IN RECENT years, there has been plenty of debate over the way that digitalisation is transforming the financial world. Indeed, the digital revolution threatens to disrupt traditional sectors and create a fourth industrial revolution.
Football is waking up to the potential benefits that digital can bring to the game, not just on the field of play, or at least in officiating a match, but also in enhancing fan engagement and communication.
Whether or not it is “art for art’s sake” in some cases, the possibilities are endless. Only recently, Real Madrid launched “Hala Madrid”, an eight episode video series that aims to increase engagement with its global fan base by providing an exclusive view on the inner workings of the Spanish club. As ground-breaking as this seems- it was launched via Facebook’s Watch channel – in some ways football is behind the curve when it comes to digital interaction, at least in mature markets in Western Europe.
At Soccerex this week, the dynamic between digital and traditional media came under the spotlight. In some markets, such as China, the internet is not a new medium, but a traditional business – a reflection of the emergence and positive trajectory of Asia’s growth engine. In China, there has long been a strong appetite for short-form video consumption – in fact, it is fundamental in the Chinese football supporter experience.
What is obvious is that people cannot get enough of information, or being connected. One exhibitor at Soccerex explained to Game of the People they had just installed a series of “totems” around the outside of Chelsea’s Stamford Bridge that keep fans informed and allow social media engagement. The constant desire to interact is definitely a sign of the times and is clearly aimed at younger generations that have become welded to their handheld devices. We’ve come a long way from the old manual half-time scoreboard: A 1-0, B 1-1, C 0-0.

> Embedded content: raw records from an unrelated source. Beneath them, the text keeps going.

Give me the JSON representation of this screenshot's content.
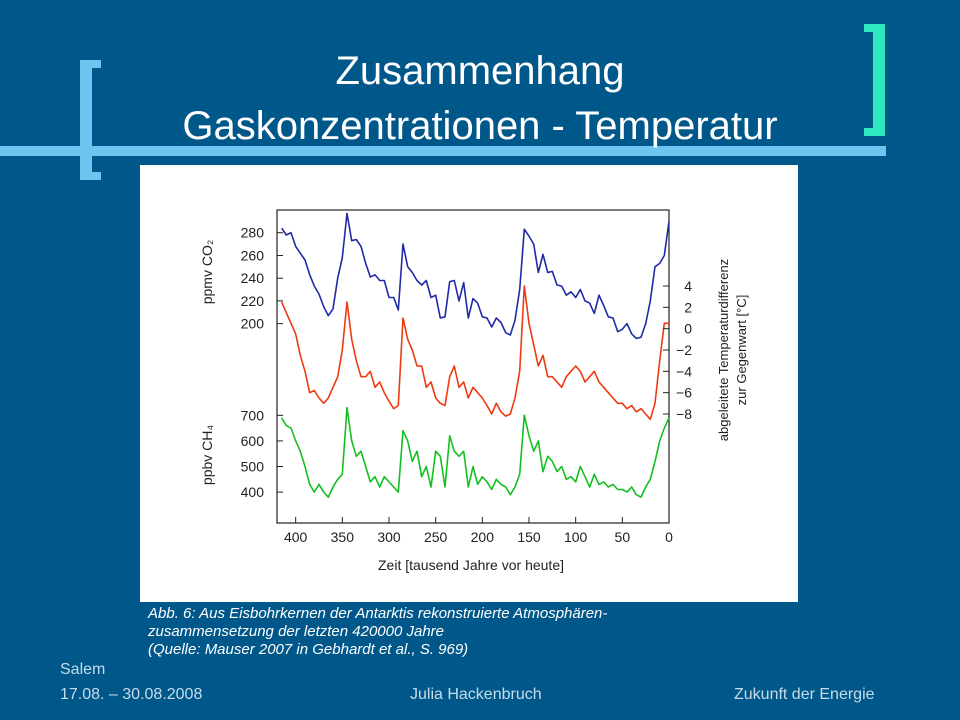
{
  "slide": {
    "title_line1": "Zusammenhang",
    "title_line2": "Gaskonzentrationen - Temperatur",
    "caption": [
      "Abb. 6: Aus Eisbohrkernen der Antarktis rekonstruierte Atmosphären-",
      "zusammensetzung der letzten 420000 Jahre",
      "(Quelle: Mauser 2007 in Gebhardt et al., S. 969)"
    ],
    "footer": {
      "place": "Salem",
      "date": "17.08. – 30.08.2008",
      "author": "Julia Hackenbruch",
      "topic": "Zukunft der Energie"
    },
    "colors": {
      "background": "#00578a",
      "title": "#ffffff",
      "bracket_left": "#6dc5f0",
      "bracket_right": "#2ee8c0"
    }
  },
  "chart_data": {
    "type": "line",
    "xlabel": "Zeit [tausend Jahre vor heute]",
    "x_ticks": [
      "400",
      "350",
      "300",
      "250",
      "200",
      "150",
      "100",
      "50",
      "0"
    ],
    "xlim": [
      0,
      420
    ],
    "x_reversed": true,
    "co2": {
      "ylabel": "ppmv CO₂",
      "ticks": [
        "280",
        "260",
        "240",
        "220",
        "200"
      ],
      "ylim": [
        190,
        300
      ],
      "color": "#1f2aa6",
      "x": [
        415,
        410,
        405,
        400,
        395,
        390,
        385,
        380,
        375,
        370,
        365,
        360,
        355,
        350,
        345,
        340,
        335,
        330,
        325,
        320,
        315,
        310,
        305,
        300,
        295,
        290,
        285,
        280,
        275,
        270,
        265,
        260,
        255,
        250,
        245,
        240,
        235,
        230,
        225,
        220,
        215,
        210,
        205,
        200,
        195,
        190,
        185,
        180,
        175,
        170,
        165,
        160,
        155,
        150,
        145,
        140,
        135,
        130,
        125,
        120,
        115,
        110,
        105,
        100,
        95,
        90,
        85,
        80,
        75,
        70,
        65,
        60,
        55,
        50,
        45,
        40,
        35,
        30,
        25,
        20,
        15,
        10,
        5,
        0
      ],
      "values": [
        284,
        278,
        280,
        268,
        262,
        256,
        243,
        233,
        226,
        215,
        207,
        213,
        240,
        258,
        297,
        273,
        274,
        268,
        253,
        241,
        243,
        238,
        238,
        223,
        223,
        212,
        270,
        250,
        245,
        238,
        234,
        238,
        223,
        225,
        205,
        206,
        237,
        238,
        220,
        236,
        205,
        222,
        218,
        206,
        205,
        197,
        205,
        201,
        192,
        190,
        203,
        230,
        283,
        277,
        270,
        245,
        261,
        245,
        246,
        234,
        233,
        225,
        228,
        223,
        230,
        220,
        218,
        209,
        225,
        216,
        206,
        205,
        193,
        195,
        200,
        191,
        187,
        188,
        200,
        220,
        250,
        253,
        260,
        290
      ]
    },
    "temperature": {
      "ylabel": "abgeleitete Temperaturdifferenz zur Gegenwart [°C]",
      "ticks": [
        "4",
        "2",
        "0",
        "-2",
        "-4",
        "-6",
        "-8"
      ],
      "ylim": [
        -9.5,
        5.5
      ],
      "color": "#ee3a10",
      "x": [
        415,
        410,
        405,
        400,
        395,
        390,
        385,
        380,
        375,
        370,
        365,
        360,
        355,
        350,
        345,
        340,
        335,
        330,
        325,
        320,
        315,
        310,
        305,
        300,
        295,
        290,
        285,
        280,
        275,
        270,
        265,
        260,
        255,
        250,
        245,
        240,
        235,
        230,
        225,
        220,
        215,
        210,
        205,
        200,
        195,
        190,
        185,
        180,
        175,
        170,
        165,
        160,
        155,
        150,
        145,
        140,
        135,
        130,
        125,
        120,
        115,
        110,
        105,
        100,
        95,
        90,
        85,
        80,
        75,
        70,
        65,
        60,
        55,
        50,
        45,
        40,
        35,
        30,
        25,
        20,
        15,
        10,
        5,
        0
      ],
      "values": [
        2.5,
        1.5,
        0.5,
        -0.5,
        -2.5,
        -4.0,
        -6.0,
        -5.8,
        -6.5,
        -7.0,
        -6.5,
        -5.5,
        -4.5,
        -2.0,
        2.5,
        -1.0,
        -3.0,
        -4.5,
        -4.5,
        -4.0,
        -5.5,
        -5.0,
        -6.0,
        -6.8,
        -7.5,
        -7.2,
        1.0,
        -1.0,
        -2.0,
        -3.5,
        -3.5,
        -5.5,
        -5.0,
        -6.5,
        -7.0,
        -7.2,
        -4.5,
        -3.5,
        -5.5,
        -5.0,
        -6.5,
        -5.5,
        -6.0,
        -6.5,
        -7.2,
        -8.0,
        -7.0,
        -7.8,
        -8.2,
        -8.0,
        -6.5,
        -4.0,
        4.0,
        0.5,
        -1.5,
        -3.5,
        -2.5,
        -4.5,
        -4.5,
        -5.0,
        -5.5,
        -4.5,
        -4.0,
        -3.5,
        -4.0,
        -5.0,
        -4.5,
        -4.0,
        -5.0,
        -5.5,
        -6.0,
        -6.5,
        -7.0,
        -7.0,
        -7.5,
        -7.2,
        -7.8,
        -7.5,
        -8.0,
        -8.5,
        -7.0,
        -3.0,
        0.5,
        0.5
      ]
    },
    "ch4": {
      "ylabel": "ppbv CH₄",
      "ticks": [
        "700",
        "600",
        "500",
        "400"
      ],
      "ylim": [
        330,
        760
      ],
      "color": "#12c020",
      "x": [
        415,
        410,
        405,
        400,
        395,
        390,
        385,
        380,
        375,
        370,
        365,
        360,
        355,
        350,
        345,
        340,
        335,
        330,
        325,
        320,
        315,
        310,
        305,
        300,
        295,
        290,
        285,
        280,
        275,
        270,
        265,
        260,
        255,
        250,
        245,
        240,
        235,
        230,
        225,
        220,
        215,
        210,
        205,
        200,
        195,
        190,
        185,
        180,
        175,
        170,
        165,
        160,
        155,
        150,
        145,
        140,
        135,
        130,
        125,
        120,
        115,
        110,
        105,
        100,
        95,
        90,
        85,
        80,
        75,
        70,
        65,
        60,
        55,
        50,
        45,
        40,
        35,
        30,
        25,
        20,
        15,
        10,
        5,
        0
      ],
      "values": [
        690,
        660,
        650,
        600,
        560,
        500,
        430,
        400,
        430,
        400,
        380,
        420,
        450,
        470,
        730,
        600,
        540,
        560,
        500,
        440,
        460,
        420,
        460,
        440,
        420,
        400,
        640,
        600,
        520,
        560,
        460,
        500,
        420,
        560,
        540,
        420,
        620,
        560,
        540,
        560,
        420,
        500,
        430,
        460,
        440,
        410,
        450,
        430,
        420,
        390,
        420,
        470,
        700,
        620,
        560,
        600,
        480,
        540,
        520,
        480,
        500,
        450,
        460,
        440,
        500,
        460,
        420,
        470,
        430,
        440,
        420,
        430,
        410,
        410,
        400,
        420,
        390,
        380,
        420,
        450,
        520,
        600,
        650,
        690
      ]
    }
  }
}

Like other industries, notably from the consumer world, Big Data has crept into football. This is a subject that has dominated financial and technology conferences for a few years, creating no amount of neurosis among established businesses that are being bent out of shape by the rising financial technology sector. Data scientists have now moved into football, recognising the massive potential of the game and its global clientbase. These tech-heads analyse subscribers, their behaviour and their preferences. Companies like Google, Amazon and Facebook have been successfully doing this for years. “Those that understand the audience most will dominate the market,” said one panellist at Soccerex.
Digital may be challenging the status quo, but not everyone is embracing it with gusto. As the panel revealed, there are two types of player in the market – those that anticipate change and take risks and those that continue to squeeze old models and eventually become a victim of change.
Nevertheless, rights holders are becoming more creative with their rights and content, using unconventional channels to reach new audiences – and this is not confined to football. Golf, American football and basketball are also harnessing new avenues and methods.
How long can broadcasting rights continue to grow and could they actually peak? The major football clubs are now global concerns, hence the likes of Manchester United, Real Madrid and Barcelona spend a lot of time expanding their reach and there is broad recognition that it is not about existing one-dimensional channels.
Furthermore, with the continued economic growth of China and India, along with their younger populations of aspiring middle classes, it is clear that the world’s untapped football markets are not necessarily in the mature boulevards of Europe. This means the audiences of tomorrow are more aligned and comfortable with technology than the old terrace dwellers of the past could ever hope to be – perhaps the digital football fans of the 21st century?